Suatu kali, aku pergi ke gereja lain untuk memberhentikan pemimpin bernama Gianna. Sebelum memberhentikannya, aku seharusnya mempersekutukan dan menganalisis kinerja keseluruhannya dalam tugas dan baru memberhentikannya. Namun kemudian, aku teringat ketika bersekutu dengannya sebelumnya tentang kinerjanya, dia tak menerima apa yang kukatakan dan bahkan berdalih tentang detail. Jadi aku merasa tak ada gunanya bersekutu dengannya dan lebih baik langsung memberhentikannya. Setelah itu, aku mengadakan pertemuan dengan Gianna dan beberapa diaken lainnya dan memberikan penjelasan singkat mengapa dia harus diberhentikan. Namun, Gianna tak mau mengalah, terus berdebat denganku dan bahkan bertanya kepadaku: "Jelaskan kepadaku—berdasarkan prinsip apa kau memberhentikanku?" Kupikir dalam hati: "Aku sudah menjelaskan masalah dengan kinerjamu sebelumnya, tapi kau terus mengomel dan berselisih, dan berusaha mencari kesalahanku. Kau sama sekali tak mengenal dirimu sendiri dan aku tak mau direpotkan bersekutu denganmu." Jadi aku mengabaikannya begitu saja.

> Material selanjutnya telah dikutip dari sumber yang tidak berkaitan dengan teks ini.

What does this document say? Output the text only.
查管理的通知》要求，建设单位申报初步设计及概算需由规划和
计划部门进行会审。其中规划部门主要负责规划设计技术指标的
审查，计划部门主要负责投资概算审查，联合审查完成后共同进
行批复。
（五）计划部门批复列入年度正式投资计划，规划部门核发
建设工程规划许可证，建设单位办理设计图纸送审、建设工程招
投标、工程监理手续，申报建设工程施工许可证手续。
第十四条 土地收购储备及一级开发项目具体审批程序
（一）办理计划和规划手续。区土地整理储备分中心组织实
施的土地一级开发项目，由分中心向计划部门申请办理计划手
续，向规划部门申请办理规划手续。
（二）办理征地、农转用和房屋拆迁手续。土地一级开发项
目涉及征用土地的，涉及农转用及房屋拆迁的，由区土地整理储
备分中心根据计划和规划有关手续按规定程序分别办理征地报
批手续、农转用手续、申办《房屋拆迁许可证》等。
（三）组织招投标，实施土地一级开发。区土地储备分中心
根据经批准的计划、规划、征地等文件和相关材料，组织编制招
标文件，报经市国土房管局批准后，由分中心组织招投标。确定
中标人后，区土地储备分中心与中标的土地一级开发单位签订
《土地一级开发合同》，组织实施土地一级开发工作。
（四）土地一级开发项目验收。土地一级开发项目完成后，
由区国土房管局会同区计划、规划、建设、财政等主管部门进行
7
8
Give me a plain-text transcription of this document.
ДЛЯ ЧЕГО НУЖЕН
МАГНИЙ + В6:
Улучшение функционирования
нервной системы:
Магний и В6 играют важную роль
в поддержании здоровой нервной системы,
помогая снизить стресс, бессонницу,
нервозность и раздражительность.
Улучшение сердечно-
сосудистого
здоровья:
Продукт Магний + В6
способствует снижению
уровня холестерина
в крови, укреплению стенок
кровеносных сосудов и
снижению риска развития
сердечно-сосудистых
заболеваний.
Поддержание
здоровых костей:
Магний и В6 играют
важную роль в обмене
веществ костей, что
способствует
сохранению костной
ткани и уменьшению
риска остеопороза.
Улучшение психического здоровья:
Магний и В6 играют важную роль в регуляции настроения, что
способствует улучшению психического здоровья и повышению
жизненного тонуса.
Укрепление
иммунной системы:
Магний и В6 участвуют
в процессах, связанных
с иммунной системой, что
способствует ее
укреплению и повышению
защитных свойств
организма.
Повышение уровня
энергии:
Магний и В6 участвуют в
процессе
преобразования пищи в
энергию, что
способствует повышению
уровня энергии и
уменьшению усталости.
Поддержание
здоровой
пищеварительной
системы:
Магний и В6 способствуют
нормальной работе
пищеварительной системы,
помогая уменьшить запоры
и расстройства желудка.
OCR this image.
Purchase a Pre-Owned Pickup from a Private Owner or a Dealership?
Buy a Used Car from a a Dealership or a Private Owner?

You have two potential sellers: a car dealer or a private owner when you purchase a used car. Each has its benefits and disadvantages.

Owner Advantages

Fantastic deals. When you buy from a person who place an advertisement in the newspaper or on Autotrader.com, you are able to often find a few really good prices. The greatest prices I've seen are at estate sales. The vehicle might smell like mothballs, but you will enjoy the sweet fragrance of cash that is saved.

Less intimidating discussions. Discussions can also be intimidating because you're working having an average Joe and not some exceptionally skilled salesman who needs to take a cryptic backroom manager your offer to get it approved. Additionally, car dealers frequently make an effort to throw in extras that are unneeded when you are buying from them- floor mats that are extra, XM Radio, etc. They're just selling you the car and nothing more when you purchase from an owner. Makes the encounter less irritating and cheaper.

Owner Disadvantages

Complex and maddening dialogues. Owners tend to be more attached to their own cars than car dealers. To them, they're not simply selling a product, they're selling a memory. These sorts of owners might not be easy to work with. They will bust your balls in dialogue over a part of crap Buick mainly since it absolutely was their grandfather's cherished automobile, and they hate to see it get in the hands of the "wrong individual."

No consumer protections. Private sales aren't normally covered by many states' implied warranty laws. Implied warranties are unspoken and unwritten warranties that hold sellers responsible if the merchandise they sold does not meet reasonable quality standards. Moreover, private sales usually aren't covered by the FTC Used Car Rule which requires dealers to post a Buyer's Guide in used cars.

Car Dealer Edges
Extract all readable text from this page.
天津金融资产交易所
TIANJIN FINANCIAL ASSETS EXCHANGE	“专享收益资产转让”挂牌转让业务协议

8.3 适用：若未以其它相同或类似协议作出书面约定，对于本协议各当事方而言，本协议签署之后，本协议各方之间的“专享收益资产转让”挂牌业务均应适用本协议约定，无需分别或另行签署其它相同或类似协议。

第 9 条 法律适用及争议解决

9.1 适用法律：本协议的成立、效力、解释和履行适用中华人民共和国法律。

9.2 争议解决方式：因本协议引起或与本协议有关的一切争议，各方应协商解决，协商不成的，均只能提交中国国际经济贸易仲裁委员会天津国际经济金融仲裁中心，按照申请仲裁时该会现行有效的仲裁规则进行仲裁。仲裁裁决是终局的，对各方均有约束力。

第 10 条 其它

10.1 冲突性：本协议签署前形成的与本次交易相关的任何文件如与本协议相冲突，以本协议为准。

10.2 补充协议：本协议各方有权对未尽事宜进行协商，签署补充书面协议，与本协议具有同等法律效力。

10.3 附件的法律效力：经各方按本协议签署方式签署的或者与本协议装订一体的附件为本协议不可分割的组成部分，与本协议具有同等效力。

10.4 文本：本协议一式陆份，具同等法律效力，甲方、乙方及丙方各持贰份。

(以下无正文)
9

Saudari Velma mengingatkanku, berkata: "Gianna bisa sangat rewel—kau harus tetap mempersekutukan prinsip dan menjelaskan kepadanya mengapa dia diberhentikan." Meskipun aku tahu Saudari Velma benar, kupikir karena Gianna pemimpin gereja, dia mengetahui prinsip ini dengan baik, jadi aku tak perlu membuang waktu untuk menjelaskannya. Jadi, aku hanya membacakan satu bagian firman Tuhan tentang bagaimana memperlakukan pekerjaan pemimpin, tapi setelah membacakannya, aku merasa sedikit bersalah. Aku menggunakan firman Tuhan untuk menekannya, aku tak menyelesaikan masalahnya—itu tidak benar. Namun kemudian kupikir, jika tidak membacakannya, aku takkan mampu mengendalikan dia. Setelah menyelesaikan bagian itu, ruangan itu sunyi senyap dan Gianna hanya duduk diam di sana, penuh dengan amarah. Kupikir masalahnya sudah selesai, tapi di luar dugaan, selama sebuah pertemuan, Gianna berkata beberapa pemimpin dan pekerja tak mengikuti prinsip, yang menyebabkan para pemimpin dan pekerja lainnya merasa terkekang dan mengganggu pekerjaan gereja. Aku merasa agak takut. Semua ini akibat dari tindakanku yang sewenang-wenang dan tak mengikuti prinsip, tapi aku hanya mengakui bahwa ini salah tanpa merenungkan masalah ini secara serius.
Kemudian, ketika memberhentikan pemimpin lain, aku kembali tak memberi tahu saudara-saudari alasan spesifik pemberhentian itu. Beberapa saudara-saudari tak memiliki kearifan terhadap pemimpin ini dan sering berdebat selama pertemuan bahwa aku tak mengikuti prinsip dalam memberhentikan pemimpin. Hal ini menyebabkan situasi yang agak kacau di gereja. Setelah mengetahui situasinya, seorang saudari mengingatkanku, berkata: "Sebaiknya kau segera pergi bersekutu dengan mereka, jika tidak, situasi di gereja akan makin kacau." Aku tak setuju dengannya, berpikir: "Pemimpin palsu harus diberhentikan, aku bukan berusaha menghukum siapa pun, jadi mengapa mereka membesar-besarkan masalah ini?" Karena aku tak bertindak berdasarkan prinsip dan tak merenungkan dan mengenal diriku sendiri, aku secara berangsur mendapati tugasku makin sulit. Aku tak lagi menerima pencerahan dan bimbingan dari Tuhan dan ketika menangani pekerjaan gereja, aku sering menjadi bingung. Aku tak tahu harus berkata apa kepada Tuhan dalam doaku setiap hari dan gereja-gereja yang kupimpin tak mendapatkan hasil yang baik dalam pekerjaan mereka. Aku mulai menyadari mungkin aku tak mampu lagi menangani tugas ini.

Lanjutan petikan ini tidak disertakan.